The measles outbreaks in Washington state is acute as Laura Kelly reports in Friday’s Washington Times: “Researchers last year warned of a dozen states and cities where significant numbers of healthy kindergartners were not being vaccinated, especially for measles. One of those cities — Portland, Oregon — is dangerously close to a measles outbreak in Clark County, Washington, which declared a public health emergency last week.”

Opioid overdoses get the attention of Congress. Guns get the attention of Congress. Mass killings get the attention of Congress. Hurt feelings get the attention of Congress. Even fashion gets the attention of Congress, as it did at President Trump’s first State of the Union address in 2017, when Democratic women wore black as if in mourning in recognition of Donald Trump’s defeat of Hillary Clinton.

Now a return to the measles problem — a public health issue.

The crux of the problem is threefold.

1) Due diligence by U.S. politicians and medical professionals aided in ridding measles in this country in 2000 by bolstering vaccinations for measles, mumps and rubella. The series of shots are part of health regimens for infants, toddlers and children. Parents have to prove their children’s documentation to enroll them in day care and public schools.

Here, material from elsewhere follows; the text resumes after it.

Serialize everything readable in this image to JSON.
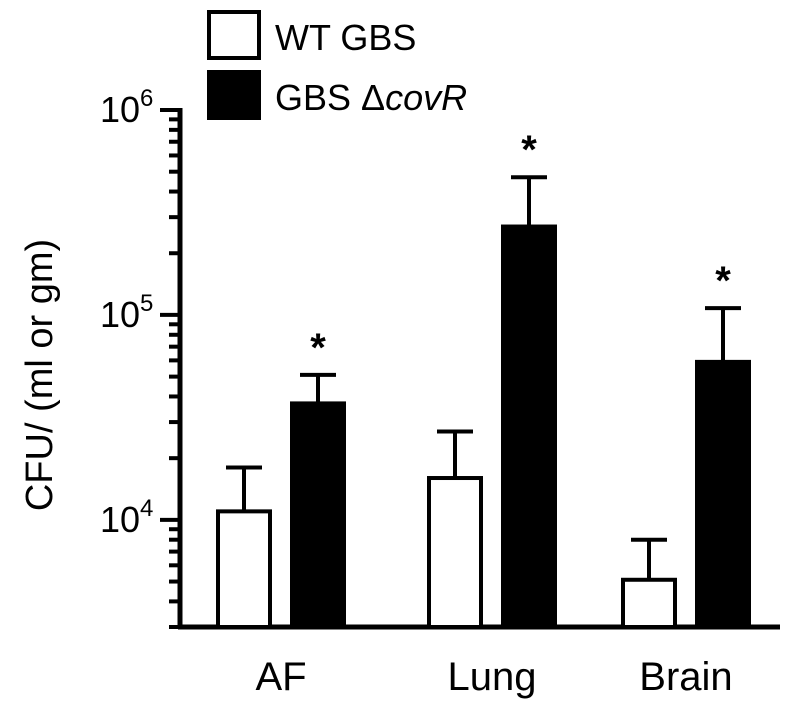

2) Some parents, for religious purposes, do not have their children vaccinated. While the lack of some vaccinations poses a risk, the measles is a highly contagious disease, meaning it can spread quickly. As things currently stand, authorities are concerned that someone who attended the Jan. 11 Portland Trail Blazers game had measles.

3) Congress has been so blinded its “resist Trump” caucus they’re failing to call the re-emergence of a public health problem a crisis.

Opioid presents a public safety crisis. Street crime is a public safety crisis. Mass killings are a public health crisis. Heck, some might even characterize embattled R&B singer R. Kelly as a public health because of his behavior toward teen girls.

If HIV-AIDS numbers were to spike upward, the problem would be declared a crisis. If gonorrhea, syphilis or chlamydia, or chicken pox, or alcoholism, or narcotics abuse were to run rampant in “hot spots,” the problems would be declared crises.

And they were, and Congress probed and appropriated funding to tackle those crises.

Not to incite, but America’s penchant for open borders might be contributing to measles “hot spots.” We don’t know.

Laura did report that while the U.S. is piratically rid of measles, “it is reintroduced by people returning from places where it is rampant, such as Europe, which had about 60,000 cases last year, and Israel, where an outbreak is ongoing.”

What we do know is that measles, a communicable disease, can spread quietly. Symptoms include a fever, cough, runny nose and feeling tired. Other symptoms may include red eyes, bumps on the tongue and red spots all over the body.

Partisan drum beats are the overwhelming pastime inside the Beltway, and more so since the Donald moved into 1600 Pennsylvania Ave. in 2017 and the House regained the House in 2018. But it’s irresponsible for our elected leaders to ignore the fact that America could be losing the gains on public health issues such as measles.

Shame on Congress if lawmakers ignore this problem.